Correct Implementation of Insertion Sort

Given a task of implementing insertion sort, many people end up with following code 
    
void insertionSort(int a[]){
 for (int i = 0; i < a.length; i++) {
                
                for (int j = i; j > 0; j--) {
                    int k = j-1;
                        if( a[j] < a[k]){
                            int temp = a[j];
                            a[j] = a[k];
                            a[k] = temp;
                        }
                    
                }
 }
}


Although the code works as expected & sorts the given data in O(n^2) time, but this is the wrong implementation of insertion sort.

Do You Know Why ?

The reason is best case time complexity of insertion sort is O(n) but this code has O(n^2), in short no matter what sequence of data you through at this code it will take O(n^2) time i.e best, avg. & worst case time complexity of this code is O(n^2).

Note: If you have clear your "Analysis of Algorithms & Design" paper you will understand what is written above.

If you have understand the above statements than you can fix the wrong implementation on your own, the above implementation can be corrected by just adding one statement which i left it for you as an exercise.

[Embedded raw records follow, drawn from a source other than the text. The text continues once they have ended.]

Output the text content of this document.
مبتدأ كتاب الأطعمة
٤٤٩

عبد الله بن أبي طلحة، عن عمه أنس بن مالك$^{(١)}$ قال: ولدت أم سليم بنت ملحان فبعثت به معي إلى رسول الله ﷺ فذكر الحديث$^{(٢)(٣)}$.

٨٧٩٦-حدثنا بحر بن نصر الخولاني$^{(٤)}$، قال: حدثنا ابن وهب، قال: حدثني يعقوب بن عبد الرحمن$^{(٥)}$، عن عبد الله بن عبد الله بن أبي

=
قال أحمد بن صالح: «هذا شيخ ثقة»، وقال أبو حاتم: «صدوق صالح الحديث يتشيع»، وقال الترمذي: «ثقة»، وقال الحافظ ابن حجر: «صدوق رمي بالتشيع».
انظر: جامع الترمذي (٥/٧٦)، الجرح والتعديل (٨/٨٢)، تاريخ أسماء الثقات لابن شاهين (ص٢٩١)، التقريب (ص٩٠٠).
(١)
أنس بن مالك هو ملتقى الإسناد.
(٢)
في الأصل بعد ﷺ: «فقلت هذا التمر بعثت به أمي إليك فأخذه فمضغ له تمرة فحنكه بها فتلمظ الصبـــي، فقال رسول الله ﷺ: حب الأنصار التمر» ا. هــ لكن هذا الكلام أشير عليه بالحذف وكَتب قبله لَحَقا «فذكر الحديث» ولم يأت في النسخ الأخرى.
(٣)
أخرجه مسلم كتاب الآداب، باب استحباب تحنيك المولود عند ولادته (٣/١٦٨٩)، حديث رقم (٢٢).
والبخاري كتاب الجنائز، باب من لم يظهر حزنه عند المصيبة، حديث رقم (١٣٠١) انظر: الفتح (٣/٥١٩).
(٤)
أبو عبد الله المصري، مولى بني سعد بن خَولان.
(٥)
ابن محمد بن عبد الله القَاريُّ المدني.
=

In case you are in hurry you can adopt My way to write insertion sort

Correct Implementation 

    
 int[] insertionSort(int [] a ){
        for (int j = 1; j < a.length; j++) {
            int i = j-1;
            while ( ( i >= 0 ) && a[i] > a[i+1] ) {                
                int k = a[i];
                a[i] = a[i+1];
                a[i+1] = k;
                i -= 1;
            }
        }
        return a;
    }

The best case time complexity(i.e when array elements are already in ascending order) of this code is O(n) & worst case time complexity is O(n^2), which proves that this code is correct implementation of Insertion Sort.

2 comments:

  1. how much time difference will be there in O(n) and O(n^2) ?? what are these terms??

    ReplyDelete
    Replies
    1. dear ayush,

      from your website it looks like you are in high school & to understand this things you have to wait & study hard for atleast 3 yrs. from now.

      So looking at your level i will not go into much technical details, but simply just understand this ...let n = 10 then n^2 = 100 looking at this numbers you can say that a algorithm whose complexity is O(n) ( forget about 'O' for time being ) runs faster than algorithm whose complexity is O(n^2).

      This concepts are far much difficult to understand so keep patience.